Не донёс до рта икры я,
Не попал я булкой в рот.
Подвела нас Мимикрия
[20]
—
Сунул в ухо бутерброд.
Надеваю шарф на шею
И усилий не жалею.
Я измучился, устал, —
Шарф мне ноги обмотал.
Наливаю гостю чаю,
Как попотчевать, не чаю.
Чашку чая ставлю мимо —
Вот такая Пантомима.
Проскочил я мимо двери
И попал лицом в косяк.
Миму кто детей доверит? —
На лице его синяк.
Вечно мимо. Силы тают.
Дни, как птицы, улетают.
Так и жизнь промчится мимо,
Бедный мастер Пантомимы.
Мимика, Мимоза, Мимикрия.
Что за мука, Мамма Мия!
– Каламбуры
[21]
нашей Галы поинтересней парадоксов Льюиса Доджсона будут. Ты всё это сейчас придумала? Или это домашняя заготовка?
– Что вы, что вы. Ни то, ни другое. Мы впитываем такие премудрости, как сказали бы люди, – «с молоком матери». Именно так черепахи строят учёбу и отношения с детьми многие сотни лет. Поэтому мы и уверены, что наши малыши вырастут умными черепашками, образованными и нестандартно мыслящими. Это главное – мыслить нестандартно. У нас даже четыре арифметических действия не такие, как у вас: Слежение, Вычленение, Омоложение, Измождение.
– «Слежение», что ты имеешь в виду?
– Ты знаешь, что такое «лежать»?
– «Лежать» это значит не идти, не стоять, не сидеть.
– Если ты знаешь, что такое «лежать», неужели не догадаться, что такое «слежение»?
– Здорово, Гала, ты нас всех позабавила. Правду говорят, нет существа мудрее черепахи. Ответь тогда на вопрос об уксусе и горчице, о которых ты упоминала раньше, что из них овощ? – с издёвкой спросил Зюл.
– Подсмеиваетесь, друзья мои, над старой больной черепахой.

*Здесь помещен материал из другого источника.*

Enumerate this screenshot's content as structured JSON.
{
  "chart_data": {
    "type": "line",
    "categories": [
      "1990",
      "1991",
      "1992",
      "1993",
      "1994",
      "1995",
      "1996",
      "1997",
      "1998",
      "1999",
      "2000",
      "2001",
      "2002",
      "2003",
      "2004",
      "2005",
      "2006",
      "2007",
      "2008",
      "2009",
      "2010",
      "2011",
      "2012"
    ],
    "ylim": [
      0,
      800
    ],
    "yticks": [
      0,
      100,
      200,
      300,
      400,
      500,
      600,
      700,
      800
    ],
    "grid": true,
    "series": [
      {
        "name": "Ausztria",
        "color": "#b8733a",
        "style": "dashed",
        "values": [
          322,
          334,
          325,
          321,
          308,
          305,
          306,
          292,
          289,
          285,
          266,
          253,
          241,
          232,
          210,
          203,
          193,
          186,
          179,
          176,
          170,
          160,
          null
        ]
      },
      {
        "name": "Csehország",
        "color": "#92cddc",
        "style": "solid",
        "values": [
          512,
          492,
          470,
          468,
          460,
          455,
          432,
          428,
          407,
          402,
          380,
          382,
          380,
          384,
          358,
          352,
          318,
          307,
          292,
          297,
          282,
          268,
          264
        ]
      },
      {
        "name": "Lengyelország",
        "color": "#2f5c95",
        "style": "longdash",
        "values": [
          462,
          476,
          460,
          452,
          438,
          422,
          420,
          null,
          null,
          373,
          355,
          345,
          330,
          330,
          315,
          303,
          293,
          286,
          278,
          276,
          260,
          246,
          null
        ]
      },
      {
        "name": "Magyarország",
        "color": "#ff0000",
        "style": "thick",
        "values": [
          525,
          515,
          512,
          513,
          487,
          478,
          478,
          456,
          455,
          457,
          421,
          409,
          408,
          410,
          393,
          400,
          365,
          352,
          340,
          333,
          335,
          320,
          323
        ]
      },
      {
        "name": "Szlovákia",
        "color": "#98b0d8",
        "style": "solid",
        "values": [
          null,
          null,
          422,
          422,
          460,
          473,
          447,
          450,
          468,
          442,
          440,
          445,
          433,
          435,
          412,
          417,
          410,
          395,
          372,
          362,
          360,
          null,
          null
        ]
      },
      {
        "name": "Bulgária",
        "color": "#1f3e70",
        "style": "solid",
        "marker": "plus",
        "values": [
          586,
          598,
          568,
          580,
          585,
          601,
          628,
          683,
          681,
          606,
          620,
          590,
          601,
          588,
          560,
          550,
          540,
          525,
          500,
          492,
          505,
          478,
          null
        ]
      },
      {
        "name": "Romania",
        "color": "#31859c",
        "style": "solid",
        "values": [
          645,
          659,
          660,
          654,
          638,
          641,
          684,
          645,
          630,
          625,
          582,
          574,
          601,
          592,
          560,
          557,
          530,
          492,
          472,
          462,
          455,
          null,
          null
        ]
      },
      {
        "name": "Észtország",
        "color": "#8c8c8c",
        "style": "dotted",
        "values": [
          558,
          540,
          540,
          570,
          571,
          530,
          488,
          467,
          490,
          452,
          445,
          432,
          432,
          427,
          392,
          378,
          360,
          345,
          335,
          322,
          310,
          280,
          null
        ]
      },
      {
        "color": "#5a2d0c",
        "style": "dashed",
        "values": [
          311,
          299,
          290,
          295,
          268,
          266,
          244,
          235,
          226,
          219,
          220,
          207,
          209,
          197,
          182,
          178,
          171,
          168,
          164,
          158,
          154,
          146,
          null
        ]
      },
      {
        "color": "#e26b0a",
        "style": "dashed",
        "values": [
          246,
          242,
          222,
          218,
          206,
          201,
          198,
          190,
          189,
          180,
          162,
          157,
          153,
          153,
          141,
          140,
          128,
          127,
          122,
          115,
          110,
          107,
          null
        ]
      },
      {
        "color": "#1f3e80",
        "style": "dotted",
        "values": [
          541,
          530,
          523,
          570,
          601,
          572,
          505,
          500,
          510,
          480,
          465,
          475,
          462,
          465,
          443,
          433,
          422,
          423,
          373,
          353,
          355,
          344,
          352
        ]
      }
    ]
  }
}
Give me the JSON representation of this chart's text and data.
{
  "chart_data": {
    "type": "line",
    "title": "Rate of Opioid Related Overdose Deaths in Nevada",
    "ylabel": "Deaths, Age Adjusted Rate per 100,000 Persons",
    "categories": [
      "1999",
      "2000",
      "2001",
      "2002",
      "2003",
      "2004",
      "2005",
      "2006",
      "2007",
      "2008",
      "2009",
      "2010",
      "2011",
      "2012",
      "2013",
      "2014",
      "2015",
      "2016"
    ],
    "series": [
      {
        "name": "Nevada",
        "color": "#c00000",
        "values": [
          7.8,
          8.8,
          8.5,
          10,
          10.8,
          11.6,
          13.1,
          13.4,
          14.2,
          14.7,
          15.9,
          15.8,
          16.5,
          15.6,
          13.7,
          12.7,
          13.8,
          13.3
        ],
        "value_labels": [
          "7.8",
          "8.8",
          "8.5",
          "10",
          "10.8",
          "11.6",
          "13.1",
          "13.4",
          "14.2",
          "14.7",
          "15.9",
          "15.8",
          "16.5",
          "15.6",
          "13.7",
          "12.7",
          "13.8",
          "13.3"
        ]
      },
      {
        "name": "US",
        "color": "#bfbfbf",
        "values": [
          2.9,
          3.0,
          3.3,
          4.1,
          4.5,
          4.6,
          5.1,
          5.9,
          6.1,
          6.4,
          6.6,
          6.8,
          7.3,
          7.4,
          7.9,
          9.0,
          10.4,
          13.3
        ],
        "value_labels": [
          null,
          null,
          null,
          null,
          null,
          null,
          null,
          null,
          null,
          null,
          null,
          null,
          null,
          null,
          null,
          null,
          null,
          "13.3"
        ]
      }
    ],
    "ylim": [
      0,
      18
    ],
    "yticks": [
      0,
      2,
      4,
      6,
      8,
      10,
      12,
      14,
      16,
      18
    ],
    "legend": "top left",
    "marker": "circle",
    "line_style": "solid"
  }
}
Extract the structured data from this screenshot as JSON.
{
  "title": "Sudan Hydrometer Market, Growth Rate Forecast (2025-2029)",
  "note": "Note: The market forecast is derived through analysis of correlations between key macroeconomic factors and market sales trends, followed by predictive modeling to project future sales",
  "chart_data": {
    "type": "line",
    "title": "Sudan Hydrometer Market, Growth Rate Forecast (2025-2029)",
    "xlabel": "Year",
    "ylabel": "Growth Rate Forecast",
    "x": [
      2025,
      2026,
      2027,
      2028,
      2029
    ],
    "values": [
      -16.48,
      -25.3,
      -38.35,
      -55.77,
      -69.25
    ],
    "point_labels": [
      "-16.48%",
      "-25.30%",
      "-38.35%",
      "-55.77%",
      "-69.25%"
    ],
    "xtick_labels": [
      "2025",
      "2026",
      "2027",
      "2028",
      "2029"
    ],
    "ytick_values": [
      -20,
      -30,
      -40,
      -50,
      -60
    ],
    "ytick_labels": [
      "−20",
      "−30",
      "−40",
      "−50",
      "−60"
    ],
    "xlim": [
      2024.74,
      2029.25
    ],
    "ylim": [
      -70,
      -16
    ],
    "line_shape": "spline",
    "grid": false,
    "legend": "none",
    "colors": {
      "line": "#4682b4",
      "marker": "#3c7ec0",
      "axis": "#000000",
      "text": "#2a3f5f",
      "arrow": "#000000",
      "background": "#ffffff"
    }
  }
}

Овощ – это то, чем можно вощить. Потёр овощем поверхность, вот она и стала чистая и блестящая. Конечно, уксус – это овощ. Причём овощ очень сильного действия, – сказала Гала, подумав. – Ведь уксус и укусить может. Ну что, остался с носом, задавака?
– Как ни неприятно быть иногда с носом, но всё-таки сноснее, нежели быть совсем без носа или, например, ходить без носков и в обносках, – парировал Зюл.
– Хватит водить меня за нос. Какие вы оба несносные и заносчивые. Носитесь со своим носками и обносками, а ничего не видите дальше собственного носа. Надоело слушать о ваших носах, носках, обносках, доносах, подносах, что вы там ещё напридумывали? Всё это наносное, словесный понос. Чем болтать о ерунде, подумайте лучше, чем сейчас занят Дол? Понять нетрудно, он пишет мой портрет, а это значит, что он занят Галаграфией! Писать портреты черепахи Галы – благое дело. Недаром Сальвадор стал таким знаменитым. Просто он писал мои портреты. Между прочим, Льюис Доджсон, ведь он авторитет для тебя, капитан Александр, сказал, что Галаграфия
[22]
получит большое распространение и её ждёт блестящее будущее.